Na opinião de um dos anfitriões do encontro, o líder indígena José Luís Martins ‘Pouê’ Puyanawa, a estrada passando a cinco quilômetros das terras indígenas de seu povo traz, sim, algum temor de invasões e desmatamentos ilegais.
“Estamos respaldados por várias conferências mundiais indígenas, de que não podemos tolerar injustiças que venham a nos prejudicar enquanto povos soberanos”, diz ele.
Por isso, os líderes de cada povo entregaram a Ricardo Salles uma série de documentos para subsidiar o projeto do Governo Federal nas obras.
Séculos de subjugação dos povos indígenas no país também deixaram sequelas graves no modo de pensar dos indígenas no Acre. Pelo menos foi o que pôde ser observado, com o lamento do líder Fernando Katukina, de Cruzeiro do Sul, ao mostrar sua amargura por serem, segundo ele, chamados de indolentes.
“Nunca fomos preguiçosos e sempre quisemos trabalhar com a floresta organizada, mas nunca tivemos o apoio do [Ministério do] Meio Ambiente. Sempre derramamos o nosso suor “para receber da terra” e só recebemos o nome de índios preguiçosos e violentos. Nós não somos [preguiçosos]”, bradou Katukina, com a propriedade de quem até hoje amarga a indiferença do estado brasileiro.

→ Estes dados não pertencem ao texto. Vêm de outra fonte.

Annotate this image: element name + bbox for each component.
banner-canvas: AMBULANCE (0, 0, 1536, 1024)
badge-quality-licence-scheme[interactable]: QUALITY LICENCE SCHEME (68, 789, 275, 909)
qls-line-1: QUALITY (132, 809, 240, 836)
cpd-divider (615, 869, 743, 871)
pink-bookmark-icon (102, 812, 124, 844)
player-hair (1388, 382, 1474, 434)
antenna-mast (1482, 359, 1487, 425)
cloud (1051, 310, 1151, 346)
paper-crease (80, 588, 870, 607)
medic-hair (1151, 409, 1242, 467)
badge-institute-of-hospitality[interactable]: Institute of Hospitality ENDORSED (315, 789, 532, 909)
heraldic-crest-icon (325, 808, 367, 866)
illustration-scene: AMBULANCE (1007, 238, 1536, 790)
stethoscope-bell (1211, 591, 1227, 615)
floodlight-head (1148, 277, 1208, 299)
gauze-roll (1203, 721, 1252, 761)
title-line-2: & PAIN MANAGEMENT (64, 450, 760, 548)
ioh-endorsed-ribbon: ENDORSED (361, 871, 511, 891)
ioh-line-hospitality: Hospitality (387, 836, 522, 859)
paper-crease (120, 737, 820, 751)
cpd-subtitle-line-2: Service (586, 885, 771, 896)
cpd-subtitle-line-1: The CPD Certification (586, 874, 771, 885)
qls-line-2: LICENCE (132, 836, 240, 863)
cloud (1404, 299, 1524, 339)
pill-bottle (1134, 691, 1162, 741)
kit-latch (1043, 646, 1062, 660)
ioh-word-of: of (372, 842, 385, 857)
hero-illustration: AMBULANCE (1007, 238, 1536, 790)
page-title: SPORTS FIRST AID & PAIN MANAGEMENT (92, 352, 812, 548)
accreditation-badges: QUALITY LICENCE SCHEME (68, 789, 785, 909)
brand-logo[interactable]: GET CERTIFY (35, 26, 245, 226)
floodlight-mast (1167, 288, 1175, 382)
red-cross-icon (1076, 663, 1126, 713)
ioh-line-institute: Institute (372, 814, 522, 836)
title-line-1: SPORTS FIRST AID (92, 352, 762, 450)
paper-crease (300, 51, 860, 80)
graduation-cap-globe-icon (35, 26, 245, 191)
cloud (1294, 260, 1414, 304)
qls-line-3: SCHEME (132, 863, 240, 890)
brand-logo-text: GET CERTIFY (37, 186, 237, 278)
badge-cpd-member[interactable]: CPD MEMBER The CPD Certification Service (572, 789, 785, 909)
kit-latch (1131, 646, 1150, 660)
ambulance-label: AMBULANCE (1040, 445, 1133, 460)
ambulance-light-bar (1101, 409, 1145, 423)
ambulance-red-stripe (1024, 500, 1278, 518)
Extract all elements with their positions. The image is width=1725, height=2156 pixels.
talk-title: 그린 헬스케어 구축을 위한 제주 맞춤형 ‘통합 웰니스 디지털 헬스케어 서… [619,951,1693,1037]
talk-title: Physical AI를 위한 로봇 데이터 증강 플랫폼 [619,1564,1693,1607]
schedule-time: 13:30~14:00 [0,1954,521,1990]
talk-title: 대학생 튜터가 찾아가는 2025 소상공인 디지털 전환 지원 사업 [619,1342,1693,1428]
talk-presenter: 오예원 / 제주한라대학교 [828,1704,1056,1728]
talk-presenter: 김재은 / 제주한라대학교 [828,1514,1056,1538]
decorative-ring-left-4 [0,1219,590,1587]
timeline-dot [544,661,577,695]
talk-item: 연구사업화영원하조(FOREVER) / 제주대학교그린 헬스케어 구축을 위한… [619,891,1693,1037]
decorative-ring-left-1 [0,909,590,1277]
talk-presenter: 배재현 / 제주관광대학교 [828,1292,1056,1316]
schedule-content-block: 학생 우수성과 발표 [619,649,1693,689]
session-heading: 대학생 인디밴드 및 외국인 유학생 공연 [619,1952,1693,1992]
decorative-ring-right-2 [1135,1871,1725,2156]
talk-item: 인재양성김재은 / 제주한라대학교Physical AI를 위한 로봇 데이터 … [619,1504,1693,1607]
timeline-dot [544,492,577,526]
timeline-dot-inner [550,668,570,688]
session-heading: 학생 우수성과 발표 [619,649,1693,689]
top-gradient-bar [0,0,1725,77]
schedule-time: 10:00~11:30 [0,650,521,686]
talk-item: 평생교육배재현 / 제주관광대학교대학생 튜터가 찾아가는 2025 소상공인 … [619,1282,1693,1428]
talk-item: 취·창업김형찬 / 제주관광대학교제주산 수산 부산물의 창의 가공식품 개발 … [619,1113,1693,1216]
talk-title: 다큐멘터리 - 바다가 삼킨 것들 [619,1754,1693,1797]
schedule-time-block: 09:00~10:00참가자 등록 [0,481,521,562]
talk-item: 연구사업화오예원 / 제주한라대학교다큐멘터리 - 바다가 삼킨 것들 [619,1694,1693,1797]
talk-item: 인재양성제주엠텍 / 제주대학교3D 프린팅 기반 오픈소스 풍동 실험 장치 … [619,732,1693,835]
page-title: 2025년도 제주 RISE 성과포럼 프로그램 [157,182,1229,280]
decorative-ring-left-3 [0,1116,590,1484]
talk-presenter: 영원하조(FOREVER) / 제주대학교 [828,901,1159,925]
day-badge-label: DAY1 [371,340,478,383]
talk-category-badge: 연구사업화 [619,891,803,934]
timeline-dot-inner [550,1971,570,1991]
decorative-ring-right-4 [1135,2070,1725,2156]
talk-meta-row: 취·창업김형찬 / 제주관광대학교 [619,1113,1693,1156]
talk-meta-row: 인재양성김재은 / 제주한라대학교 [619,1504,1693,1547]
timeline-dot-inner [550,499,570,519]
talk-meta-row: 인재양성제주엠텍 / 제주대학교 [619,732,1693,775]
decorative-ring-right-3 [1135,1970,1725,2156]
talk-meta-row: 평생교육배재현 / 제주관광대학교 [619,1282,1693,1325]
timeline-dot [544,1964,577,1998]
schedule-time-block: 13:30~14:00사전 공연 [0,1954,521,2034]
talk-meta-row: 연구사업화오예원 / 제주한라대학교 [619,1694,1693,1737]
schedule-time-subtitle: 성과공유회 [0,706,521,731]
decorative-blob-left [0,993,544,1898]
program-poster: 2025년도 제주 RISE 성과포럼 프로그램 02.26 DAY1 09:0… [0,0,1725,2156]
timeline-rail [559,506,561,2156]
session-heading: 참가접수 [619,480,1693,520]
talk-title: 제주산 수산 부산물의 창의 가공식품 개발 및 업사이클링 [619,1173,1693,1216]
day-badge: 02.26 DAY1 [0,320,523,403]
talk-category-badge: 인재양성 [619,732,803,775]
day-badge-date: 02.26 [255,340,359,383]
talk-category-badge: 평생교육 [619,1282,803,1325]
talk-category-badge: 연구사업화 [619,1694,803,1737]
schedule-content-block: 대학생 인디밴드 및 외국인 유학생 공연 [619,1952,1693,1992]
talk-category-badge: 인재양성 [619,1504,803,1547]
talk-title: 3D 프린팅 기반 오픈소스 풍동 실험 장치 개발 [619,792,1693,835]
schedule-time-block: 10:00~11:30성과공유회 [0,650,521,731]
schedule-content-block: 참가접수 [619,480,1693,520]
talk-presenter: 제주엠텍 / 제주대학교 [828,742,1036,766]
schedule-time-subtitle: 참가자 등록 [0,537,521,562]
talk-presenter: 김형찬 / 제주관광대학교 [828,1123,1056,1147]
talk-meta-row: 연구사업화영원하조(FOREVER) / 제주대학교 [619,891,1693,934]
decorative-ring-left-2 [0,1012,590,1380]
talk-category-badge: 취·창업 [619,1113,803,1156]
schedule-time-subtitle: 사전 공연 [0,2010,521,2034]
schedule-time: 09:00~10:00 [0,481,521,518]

“Nós não criamos sistemas florestais ou formamos os nossos “jovens a ter o controle da terra”. Apenas usá-la e respeitá-la, porque queremos construir nosso mundo melhorar, para termos nossa qualidade de vida. Entendam que medicamento não é ter saúde. Queremos apenas qualidade de vida”, afirmou, manifestando a sua preocupação com a estrada que pode ligar a Pucallpa. O povo Katukina é ligado à etnia Huni Kuin de Cruzeiro do Sul e composto de 765 indivíduos.
Para Maná Kaxinawá, do município de Tarauacá, “se queremos ter progresso, precisamos proteger nossas pessoas. Isso sim é cidadania, ouvir os povos indígenas. Queremos ter garantias para não termos prejuízos”.
Entre os administradores municipais do Vale do Juruá, há uma peculiaridade. O prefeito de Marechal Thaumaturgo, Issac Pianko, pertence ao povo ashaninka. Ele apresentou ao ministro Salles uma lista de fatores que podem beneficiar as comunidades indígenas do Juruá, com a abertura da rodovia para Pucallpa, entre elas o fortalecimento da cadeia produtiva da farinha de mandioca de Cruzeiro do Sul – conhecida como a melhor do Brasil –, e do açaí.
“O consórcio de prefeitos e lideranças indígenas é uma proposta ambiciosa, porque pode fortalecer a cadeia produtiva e o turismo, com gestão territorial e ambiental em terras indígenas, mas é preciso que o governo federal garanta que isso se dê da forma mais segura possível”, asseverou Pianko.
Governo do Acre está atento a esse processo, diz Israel Milani
O Governo do Estado do Acre se fez presente com a Secretaria de Estado de Meio Ambiente. O governador Gladson Cameli foi representado pelo secretário de Meio Ambiente, Israel Milani.
“Estamos acompanhando de perto todo esse processo e vamos estar também nas aldeias, ouvindo com cautela, toda a nossa comunidade indígena desta região, para auxiliarmos nesse processo”, afirma Milani.
Salles: o tempo é de “integração com respeito às comunidades”
“O isolacionismo não é desejável para o nosso governo. Ele não é o caminho para isso. Pelo contrário, é de harmonia. Vocês e nós somos todos brasileiros. E o tempo é de integração”. A frase que abriu o discurso do ministro do Meio Ambiente, Ricardo Salles, reforça o que ele classificou de um compromisso do presidente Jair Bolsonaro de ajudar a todos os brasileiros a crescerem economicamente, respeitando os costumes culturais e sociais de cada região.
“A história tem demonstrado que o Brasil é o país da união. E isso decorre do respeito às diferenças sociais, de cor e de raça. Esse é o momento do Brasil se ajudar. Não é fácil, nem muito corriqueiro, vermos um ministro numa aldeia, reconhecendo os valores, a cultura e a história dessas pessoas. Mas quando o presidente foi eleito, um dos grandes compromissos foi ajudar a todos”, pontuou Salles.